Von Hans von der Hagen

Es war ein hässlicher Moment für Kanadas Regierungschef Justin Trudeau, als US-Präsident Trump die Doktrin "America first" ausrief. Es bedeutete, dass es nun auch für Trudeau hieß: America first. Er musste plötzlich dem Verhältnis zu den Vereinigten Staaten oberste Priorität einräumen. Und das umso dringlicher, als Trump das nordamerikanische Freihandelsabkommen Nafta zwischen USA, Kanada und Mexico gleich ganz zu den Akten legen wollte. Wen aber sollte Trudeau nun der angriffslustigen US-Regierung entgegensetzen. Einen Mann hatte er für diesen Job nicht zur Hand. Aber eine Frau: Chrystia Freeland, 49, den Star seines Kabinetts. So machte er die Handelsministerin Freeland zur neuen Außenministerin. Ihrem so düpierten Vorgänger Stéphane Dion versprach er einen netten Diplomatenposten.

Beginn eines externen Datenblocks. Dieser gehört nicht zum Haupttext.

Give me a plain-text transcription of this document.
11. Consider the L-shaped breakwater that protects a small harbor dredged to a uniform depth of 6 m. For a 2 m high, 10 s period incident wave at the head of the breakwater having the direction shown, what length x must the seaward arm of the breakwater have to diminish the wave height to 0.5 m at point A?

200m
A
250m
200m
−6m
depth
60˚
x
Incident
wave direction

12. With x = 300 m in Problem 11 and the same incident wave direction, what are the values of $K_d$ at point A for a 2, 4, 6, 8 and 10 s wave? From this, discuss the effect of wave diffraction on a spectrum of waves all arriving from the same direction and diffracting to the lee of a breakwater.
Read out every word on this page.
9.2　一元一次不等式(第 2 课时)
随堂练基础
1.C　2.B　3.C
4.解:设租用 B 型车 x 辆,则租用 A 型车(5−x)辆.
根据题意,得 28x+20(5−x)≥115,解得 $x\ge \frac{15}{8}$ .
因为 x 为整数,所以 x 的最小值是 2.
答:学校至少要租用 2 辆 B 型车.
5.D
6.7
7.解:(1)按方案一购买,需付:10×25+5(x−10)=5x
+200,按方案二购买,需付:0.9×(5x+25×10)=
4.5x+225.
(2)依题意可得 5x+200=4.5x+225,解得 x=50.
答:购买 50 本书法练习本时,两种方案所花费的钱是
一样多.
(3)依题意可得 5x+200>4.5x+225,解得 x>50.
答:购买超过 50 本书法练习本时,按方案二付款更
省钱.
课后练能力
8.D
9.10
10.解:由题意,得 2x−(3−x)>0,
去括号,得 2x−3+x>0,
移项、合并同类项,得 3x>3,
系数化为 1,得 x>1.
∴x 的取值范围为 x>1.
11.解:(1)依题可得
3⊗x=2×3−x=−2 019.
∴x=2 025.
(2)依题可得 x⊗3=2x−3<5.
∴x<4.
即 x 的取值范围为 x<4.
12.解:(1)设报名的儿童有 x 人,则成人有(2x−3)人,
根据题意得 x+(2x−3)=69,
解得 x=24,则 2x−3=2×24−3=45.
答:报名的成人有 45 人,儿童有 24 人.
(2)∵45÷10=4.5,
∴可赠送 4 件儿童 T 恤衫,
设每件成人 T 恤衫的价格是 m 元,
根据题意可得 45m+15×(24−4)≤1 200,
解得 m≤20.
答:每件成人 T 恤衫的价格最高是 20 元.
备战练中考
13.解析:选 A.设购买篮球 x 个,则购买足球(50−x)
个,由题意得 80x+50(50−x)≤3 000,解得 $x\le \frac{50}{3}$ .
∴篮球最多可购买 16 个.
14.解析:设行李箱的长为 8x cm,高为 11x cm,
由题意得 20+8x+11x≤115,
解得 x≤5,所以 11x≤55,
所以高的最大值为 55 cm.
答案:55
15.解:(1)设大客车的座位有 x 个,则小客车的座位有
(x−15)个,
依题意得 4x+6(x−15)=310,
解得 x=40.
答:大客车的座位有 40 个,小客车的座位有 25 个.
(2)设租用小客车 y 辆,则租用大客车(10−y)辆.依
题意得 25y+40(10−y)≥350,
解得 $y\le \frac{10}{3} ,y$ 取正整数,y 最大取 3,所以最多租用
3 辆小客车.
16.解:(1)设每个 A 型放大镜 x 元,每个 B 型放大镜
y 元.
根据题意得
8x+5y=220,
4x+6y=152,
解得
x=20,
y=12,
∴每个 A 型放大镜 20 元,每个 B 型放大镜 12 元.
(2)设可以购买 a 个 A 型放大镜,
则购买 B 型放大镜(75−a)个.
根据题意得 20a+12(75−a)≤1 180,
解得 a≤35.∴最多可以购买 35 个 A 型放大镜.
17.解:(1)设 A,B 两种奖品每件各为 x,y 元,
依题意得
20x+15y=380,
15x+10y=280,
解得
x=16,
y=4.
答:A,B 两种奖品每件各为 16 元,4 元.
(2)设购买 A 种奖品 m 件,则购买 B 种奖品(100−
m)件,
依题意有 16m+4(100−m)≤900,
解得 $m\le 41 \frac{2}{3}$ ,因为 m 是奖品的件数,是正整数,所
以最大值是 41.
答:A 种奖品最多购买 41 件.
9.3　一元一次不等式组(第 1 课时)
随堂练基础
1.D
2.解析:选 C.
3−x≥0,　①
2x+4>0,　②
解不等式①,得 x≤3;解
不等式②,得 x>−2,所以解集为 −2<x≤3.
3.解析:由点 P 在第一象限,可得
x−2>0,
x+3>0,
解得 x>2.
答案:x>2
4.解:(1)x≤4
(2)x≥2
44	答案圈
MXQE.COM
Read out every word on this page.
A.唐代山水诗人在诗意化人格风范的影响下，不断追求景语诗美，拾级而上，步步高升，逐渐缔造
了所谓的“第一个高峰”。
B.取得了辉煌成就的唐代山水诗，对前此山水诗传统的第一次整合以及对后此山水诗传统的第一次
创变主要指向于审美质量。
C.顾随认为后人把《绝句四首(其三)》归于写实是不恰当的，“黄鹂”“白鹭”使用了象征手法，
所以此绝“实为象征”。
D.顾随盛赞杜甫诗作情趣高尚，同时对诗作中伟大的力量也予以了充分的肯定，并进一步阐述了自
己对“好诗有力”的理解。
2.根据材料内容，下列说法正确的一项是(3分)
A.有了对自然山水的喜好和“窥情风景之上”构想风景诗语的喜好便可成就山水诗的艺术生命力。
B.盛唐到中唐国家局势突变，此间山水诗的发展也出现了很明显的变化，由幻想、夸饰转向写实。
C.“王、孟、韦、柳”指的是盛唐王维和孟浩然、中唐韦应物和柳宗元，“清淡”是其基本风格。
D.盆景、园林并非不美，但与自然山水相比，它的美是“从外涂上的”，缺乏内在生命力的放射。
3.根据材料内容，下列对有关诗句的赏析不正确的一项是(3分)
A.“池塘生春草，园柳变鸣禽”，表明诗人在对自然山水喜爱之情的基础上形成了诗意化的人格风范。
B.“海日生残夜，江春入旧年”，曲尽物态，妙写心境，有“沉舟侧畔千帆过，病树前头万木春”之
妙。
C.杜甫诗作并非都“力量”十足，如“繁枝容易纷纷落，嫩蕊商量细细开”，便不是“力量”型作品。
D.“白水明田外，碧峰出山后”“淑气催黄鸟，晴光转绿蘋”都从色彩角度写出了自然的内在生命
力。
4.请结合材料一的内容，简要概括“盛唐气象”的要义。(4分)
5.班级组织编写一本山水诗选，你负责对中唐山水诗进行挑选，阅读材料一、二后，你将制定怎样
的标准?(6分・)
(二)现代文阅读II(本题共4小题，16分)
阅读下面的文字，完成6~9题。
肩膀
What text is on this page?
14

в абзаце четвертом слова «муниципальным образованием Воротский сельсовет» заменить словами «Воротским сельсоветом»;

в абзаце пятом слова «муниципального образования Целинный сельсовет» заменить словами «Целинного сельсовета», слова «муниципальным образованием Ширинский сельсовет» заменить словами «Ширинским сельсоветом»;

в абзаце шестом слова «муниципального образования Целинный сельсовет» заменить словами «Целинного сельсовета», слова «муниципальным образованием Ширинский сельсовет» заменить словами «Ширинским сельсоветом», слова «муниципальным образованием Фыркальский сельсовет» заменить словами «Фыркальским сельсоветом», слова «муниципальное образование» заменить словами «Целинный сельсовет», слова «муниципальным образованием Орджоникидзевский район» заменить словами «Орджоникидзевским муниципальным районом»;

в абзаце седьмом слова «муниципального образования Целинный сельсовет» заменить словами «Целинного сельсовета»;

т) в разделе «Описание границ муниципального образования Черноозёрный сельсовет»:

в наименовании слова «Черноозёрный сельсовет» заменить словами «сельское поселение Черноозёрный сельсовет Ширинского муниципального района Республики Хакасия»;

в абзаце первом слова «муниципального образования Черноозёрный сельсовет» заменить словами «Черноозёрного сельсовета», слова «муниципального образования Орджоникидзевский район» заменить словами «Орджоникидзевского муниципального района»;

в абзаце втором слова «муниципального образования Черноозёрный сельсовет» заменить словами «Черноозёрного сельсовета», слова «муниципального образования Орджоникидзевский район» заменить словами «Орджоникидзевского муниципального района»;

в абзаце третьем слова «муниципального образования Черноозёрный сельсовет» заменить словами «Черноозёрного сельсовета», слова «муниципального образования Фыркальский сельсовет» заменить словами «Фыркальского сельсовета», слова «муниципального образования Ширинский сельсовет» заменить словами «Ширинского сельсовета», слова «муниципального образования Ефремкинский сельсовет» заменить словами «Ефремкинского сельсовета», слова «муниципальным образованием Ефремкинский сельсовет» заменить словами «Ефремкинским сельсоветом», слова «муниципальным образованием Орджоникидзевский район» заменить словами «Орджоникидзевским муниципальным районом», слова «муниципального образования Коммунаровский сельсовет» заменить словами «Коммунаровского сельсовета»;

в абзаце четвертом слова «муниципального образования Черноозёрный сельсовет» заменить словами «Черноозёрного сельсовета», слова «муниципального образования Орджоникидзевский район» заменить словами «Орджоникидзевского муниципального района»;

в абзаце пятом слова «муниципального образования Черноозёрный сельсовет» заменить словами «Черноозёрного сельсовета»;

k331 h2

Freeland wird also die Nafta-Verhandlungen steuern, die am Mittwoch begonnen haben - nicht Dion und auch nicht der neue Handelsminister François-Philippe Champagne, in dessen Ressort eigentlich die Wirtschaftsbeziehungen zu den USA fallen. Dass Freeland für die heiklen Aufgaben taugt, hatte sie zuvor bewiesen: Bei den Verhandlungen Kanadas mit der EU über das Freihandelsabkommen Ceta hatte sie sämtliche taktischen Register gezogen.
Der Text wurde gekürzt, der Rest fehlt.